Things that have been suggested elsewhere, which I don't think I want to use (please, let me know if I've got it wrong):

  1. glDrawPixels() - I'm under the impression that this will cause an interrupt each time I call it, which would make it slow, particularly at high resolutions.

Well, what the driver does is totally implementation-specific. I don't think that the "cause an interrupt each time" is a useful mental image here. You seem to completely underestimate the work the GL implementation will be doing behind your back. A GL call will not correspond to some command which is sent to the GPU.

But not using glDrawPixels is still a good choice. It is not very efficient, and it has been deprecated and removed from modern GL.
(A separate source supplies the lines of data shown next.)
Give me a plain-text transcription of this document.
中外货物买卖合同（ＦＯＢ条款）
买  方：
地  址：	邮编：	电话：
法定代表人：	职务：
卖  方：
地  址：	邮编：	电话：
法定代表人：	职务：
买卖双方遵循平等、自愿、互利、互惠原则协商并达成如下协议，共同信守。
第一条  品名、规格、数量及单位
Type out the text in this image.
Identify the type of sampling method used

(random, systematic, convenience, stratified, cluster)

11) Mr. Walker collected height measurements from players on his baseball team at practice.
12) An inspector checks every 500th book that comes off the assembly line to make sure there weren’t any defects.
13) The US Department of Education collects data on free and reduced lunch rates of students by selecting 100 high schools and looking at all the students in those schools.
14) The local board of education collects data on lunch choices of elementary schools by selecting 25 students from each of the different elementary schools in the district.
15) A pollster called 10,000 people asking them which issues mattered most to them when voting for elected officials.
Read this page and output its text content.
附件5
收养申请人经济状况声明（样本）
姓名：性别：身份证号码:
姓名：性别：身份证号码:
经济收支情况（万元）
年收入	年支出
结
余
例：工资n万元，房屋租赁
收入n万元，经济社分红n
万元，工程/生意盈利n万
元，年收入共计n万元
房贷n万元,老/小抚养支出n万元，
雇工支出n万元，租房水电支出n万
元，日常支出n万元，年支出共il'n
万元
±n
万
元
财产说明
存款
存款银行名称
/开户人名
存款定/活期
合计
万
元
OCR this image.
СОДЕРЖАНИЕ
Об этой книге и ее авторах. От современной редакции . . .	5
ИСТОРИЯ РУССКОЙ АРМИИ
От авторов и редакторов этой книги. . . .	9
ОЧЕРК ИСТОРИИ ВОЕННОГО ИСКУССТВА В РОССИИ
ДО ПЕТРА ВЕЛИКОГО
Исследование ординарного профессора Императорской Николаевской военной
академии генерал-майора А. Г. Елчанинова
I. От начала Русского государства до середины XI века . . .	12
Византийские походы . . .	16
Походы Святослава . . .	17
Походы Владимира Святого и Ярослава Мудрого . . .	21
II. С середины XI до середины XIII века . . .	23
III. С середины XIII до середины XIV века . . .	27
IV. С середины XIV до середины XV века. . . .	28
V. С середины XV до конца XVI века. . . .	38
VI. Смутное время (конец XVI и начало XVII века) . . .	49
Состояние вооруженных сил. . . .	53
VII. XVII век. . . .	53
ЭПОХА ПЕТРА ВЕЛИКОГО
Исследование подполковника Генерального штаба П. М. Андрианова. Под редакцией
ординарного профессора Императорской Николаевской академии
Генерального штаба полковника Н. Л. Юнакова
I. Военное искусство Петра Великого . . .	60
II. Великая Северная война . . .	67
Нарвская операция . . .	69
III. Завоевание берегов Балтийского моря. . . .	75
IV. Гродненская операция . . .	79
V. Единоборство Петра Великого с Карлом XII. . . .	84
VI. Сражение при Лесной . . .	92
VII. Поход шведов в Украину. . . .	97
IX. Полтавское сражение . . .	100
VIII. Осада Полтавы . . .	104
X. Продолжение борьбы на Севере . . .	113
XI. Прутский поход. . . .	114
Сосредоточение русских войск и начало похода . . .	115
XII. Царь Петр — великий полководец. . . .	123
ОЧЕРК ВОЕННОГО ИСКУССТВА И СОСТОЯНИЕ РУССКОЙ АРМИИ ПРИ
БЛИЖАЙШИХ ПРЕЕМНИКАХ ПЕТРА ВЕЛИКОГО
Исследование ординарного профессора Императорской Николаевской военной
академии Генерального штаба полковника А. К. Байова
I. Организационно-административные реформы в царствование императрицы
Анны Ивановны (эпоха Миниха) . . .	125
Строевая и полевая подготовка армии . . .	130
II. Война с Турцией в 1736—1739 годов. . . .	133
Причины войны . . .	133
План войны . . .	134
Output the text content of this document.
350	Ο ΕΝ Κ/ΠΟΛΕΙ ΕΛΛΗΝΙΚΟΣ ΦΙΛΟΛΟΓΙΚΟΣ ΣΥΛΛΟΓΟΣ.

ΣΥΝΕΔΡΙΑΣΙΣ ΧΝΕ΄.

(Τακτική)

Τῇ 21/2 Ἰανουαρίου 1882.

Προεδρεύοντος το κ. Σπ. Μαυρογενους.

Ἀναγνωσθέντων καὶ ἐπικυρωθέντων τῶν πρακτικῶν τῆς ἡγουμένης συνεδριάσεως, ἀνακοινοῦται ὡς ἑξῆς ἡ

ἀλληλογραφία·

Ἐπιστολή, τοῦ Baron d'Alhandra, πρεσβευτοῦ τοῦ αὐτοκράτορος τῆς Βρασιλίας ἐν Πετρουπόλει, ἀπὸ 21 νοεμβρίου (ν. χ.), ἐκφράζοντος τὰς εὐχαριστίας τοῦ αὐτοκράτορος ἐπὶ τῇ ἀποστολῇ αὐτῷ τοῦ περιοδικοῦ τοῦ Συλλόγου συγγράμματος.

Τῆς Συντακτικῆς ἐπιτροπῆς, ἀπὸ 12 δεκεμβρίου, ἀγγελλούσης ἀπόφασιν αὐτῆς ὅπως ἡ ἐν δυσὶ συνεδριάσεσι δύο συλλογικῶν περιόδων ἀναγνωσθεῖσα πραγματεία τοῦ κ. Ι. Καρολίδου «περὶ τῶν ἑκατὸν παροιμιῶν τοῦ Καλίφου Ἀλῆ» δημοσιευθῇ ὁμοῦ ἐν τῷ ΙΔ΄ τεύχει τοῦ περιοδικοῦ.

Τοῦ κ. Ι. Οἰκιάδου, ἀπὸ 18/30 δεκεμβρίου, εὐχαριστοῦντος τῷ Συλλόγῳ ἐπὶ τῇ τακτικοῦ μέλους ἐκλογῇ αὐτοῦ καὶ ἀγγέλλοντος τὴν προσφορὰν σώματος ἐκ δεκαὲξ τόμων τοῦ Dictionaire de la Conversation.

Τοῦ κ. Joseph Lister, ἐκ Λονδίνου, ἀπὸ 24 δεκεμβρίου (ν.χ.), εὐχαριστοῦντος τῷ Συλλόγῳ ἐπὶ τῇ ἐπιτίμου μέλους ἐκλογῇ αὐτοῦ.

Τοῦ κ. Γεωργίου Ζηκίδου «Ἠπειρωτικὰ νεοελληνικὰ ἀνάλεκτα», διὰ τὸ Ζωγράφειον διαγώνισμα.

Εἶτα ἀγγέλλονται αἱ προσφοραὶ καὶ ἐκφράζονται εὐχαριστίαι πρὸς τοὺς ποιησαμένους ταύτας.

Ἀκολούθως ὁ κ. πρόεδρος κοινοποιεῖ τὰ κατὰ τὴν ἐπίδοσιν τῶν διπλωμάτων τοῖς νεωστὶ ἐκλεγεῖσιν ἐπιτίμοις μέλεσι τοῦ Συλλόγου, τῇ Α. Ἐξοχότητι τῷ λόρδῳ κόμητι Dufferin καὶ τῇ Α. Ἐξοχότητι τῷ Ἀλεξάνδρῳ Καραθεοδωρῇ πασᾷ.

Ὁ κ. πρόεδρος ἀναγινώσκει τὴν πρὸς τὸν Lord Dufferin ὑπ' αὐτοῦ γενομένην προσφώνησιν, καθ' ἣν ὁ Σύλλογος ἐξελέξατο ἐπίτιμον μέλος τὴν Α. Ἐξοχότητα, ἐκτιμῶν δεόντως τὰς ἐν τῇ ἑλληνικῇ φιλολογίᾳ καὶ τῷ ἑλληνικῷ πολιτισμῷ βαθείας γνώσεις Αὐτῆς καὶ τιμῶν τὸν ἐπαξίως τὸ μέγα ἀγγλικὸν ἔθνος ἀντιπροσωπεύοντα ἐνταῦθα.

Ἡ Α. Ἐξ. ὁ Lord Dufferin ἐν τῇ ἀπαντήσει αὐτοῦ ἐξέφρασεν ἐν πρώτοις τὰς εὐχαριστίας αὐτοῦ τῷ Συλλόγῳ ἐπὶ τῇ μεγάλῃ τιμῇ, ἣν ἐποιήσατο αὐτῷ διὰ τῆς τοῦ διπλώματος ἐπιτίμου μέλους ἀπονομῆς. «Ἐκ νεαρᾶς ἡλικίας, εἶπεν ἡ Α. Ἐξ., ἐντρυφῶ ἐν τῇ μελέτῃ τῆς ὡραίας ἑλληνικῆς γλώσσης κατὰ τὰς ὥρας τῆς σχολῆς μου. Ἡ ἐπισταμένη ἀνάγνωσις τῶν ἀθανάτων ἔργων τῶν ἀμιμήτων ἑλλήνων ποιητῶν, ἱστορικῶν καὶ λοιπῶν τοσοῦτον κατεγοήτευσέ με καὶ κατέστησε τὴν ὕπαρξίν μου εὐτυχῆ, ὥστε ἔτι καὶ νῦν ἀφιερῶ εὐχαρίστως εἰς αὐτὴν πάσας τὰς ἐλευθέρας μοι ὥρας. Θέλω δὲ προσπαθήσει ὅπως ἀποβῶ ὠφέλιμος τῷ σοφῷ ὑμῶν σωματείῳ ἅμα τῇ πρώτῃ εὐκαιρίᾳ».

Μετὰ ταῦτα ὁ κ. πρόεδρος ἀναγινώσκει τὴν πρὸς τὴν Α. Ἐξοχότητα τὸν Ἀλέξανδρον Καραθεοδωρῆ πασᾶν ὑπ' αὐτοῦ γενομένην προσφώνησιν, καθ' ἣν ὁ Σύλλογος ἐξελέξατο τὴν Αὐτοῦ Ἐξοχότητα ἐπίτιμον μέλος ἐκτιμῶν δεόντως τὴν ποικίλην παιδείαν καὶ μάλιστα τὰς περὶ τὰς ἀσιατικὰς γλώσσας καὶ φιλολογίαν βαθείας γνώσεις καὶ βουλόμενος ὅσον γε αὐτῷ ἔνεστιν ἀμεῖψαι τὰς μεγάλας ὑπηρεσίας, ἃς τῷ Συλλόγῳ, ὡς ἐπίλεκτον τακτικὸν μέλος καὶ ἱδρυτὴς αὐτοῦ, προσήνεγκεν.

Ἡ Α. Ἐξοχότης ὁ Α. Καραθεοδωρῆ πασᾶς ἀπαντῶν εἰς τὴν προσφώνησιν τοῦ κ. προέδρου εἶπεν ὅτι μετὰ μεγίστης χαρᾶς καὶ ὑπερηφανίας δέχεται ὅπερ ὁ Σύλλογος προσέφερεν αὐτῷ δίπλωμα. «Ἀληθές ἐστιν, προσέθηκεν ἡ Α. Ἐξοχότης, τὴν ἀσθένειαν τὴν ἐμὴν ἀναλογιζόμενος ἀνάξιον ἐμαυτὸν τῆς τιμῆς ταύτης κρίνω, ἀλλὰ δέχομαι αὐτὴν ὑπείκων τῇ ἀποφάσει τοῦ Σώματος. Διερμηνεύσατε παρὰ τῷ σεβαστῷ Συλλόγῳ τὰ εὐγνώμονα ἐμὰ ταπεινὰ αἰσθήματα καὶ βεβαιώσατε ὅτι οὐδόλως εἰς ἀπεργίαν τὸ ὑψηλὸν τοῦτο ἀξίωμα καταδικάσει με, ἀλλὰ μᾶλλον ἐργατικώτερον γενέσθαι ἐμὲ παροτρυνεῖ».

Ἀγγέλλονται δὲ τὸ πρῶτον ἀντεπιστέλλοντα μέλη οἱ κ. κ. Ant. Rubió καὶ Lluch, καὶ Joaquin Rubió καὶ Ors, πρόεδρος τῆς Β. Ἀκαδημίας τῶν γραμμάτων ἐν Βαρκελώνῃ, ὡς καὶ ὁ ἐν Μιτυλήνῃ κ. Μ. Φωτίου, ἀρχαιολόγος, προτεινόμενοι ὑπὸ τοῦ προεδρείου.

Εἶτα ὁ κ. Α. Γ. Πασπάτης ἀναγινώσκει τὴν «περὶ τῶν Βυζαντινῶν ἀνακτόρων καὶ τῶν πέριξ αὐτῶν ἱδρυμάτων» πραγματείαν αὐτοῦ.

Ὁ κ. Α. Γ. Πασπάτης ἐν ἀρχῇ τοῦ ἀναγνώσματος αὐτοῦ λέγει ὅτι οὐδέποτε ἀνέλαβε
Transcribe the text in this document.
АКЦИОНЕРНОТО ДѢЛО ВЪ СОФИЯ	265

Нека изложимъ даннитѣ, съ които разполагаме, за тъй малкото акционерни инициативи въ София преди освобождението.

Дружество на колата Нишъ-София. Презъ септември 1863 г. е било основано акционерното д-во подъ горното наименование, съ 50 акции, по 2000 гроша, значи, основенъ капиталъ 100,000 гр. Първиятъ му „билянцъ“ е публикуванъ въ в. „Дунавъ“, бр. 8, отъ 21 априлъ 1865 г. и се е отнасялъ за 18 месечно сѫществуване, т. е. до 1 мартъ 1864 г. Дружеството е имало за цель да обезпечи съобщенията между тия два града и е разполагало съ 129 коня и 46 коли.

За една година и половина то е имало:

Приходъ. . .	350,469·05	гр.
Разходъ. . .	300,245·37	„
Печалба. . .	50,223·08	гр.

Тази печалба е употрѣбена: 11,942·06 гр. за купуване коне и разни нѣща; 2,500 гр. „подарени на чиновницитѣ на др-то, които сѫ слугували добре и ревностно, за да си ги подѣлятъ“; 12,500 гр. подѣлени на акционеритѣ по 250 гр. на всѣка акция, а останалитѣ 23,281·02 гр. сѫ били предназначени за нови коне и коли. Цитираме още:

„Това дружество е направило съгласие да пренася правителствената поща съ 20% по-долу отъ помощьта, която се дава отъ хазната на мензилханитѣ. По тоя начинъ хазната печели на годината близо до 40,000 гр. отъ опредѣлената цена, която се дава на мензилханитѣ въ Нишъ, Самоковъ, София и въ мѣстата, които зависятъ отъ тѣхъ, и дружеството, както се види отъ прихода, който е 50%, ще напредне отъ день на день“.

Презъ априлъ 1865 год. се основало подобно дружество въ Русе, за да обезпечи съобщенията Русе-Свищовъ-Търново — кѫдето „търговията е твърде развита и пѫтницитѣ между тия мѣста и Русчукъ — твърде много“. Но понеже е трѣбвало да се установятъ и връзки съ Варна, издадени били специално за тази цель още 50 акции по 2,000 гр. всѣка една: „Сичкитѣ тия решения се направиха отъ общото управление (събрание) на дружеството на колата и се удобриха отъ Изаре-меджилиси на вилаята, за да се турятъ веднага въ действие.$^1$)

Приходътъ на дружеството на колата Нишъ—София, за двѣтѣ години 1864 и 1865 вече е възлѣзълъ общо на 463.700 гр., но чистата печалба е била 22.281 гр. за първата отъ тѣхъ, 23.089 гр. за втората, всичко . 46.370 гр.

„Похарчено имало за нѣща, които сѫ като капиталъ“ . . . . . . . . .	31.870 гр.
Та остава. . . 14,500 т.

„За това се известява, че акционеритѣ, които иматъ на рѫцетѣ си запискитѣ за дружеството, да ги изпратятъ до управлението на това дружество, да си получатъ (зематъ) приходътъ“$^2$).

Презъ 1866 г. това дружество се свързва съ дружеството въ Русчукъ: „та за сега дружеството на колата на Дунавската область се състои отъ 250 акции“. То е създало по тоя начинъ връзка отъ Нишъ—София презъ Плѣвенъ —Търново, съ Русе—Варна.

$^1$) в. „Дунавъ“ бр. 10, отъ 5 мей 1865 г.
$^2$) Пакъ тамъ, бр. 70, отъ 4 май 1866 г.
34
  1. Use a shader - I don't think that a shader can accept and process the volume of data in the array each frame (It was mentioned elsewhere that the cap on the amount of data they may accept is too low)

You got this totally wrong. There is no way to not use a shader. If you're not writing one yourself (e.g. by using old "fixed-function pipeline" of the GL), the GPU driver will provide the shader for you. The hardware implementation for these earlier fixed function stages has been completely superseeded by programmable units - so if you can't do it with shaders, you can't do it with the GPU. And I would strongly recommend to write your own shader (it is the only option in modern GL, anyway).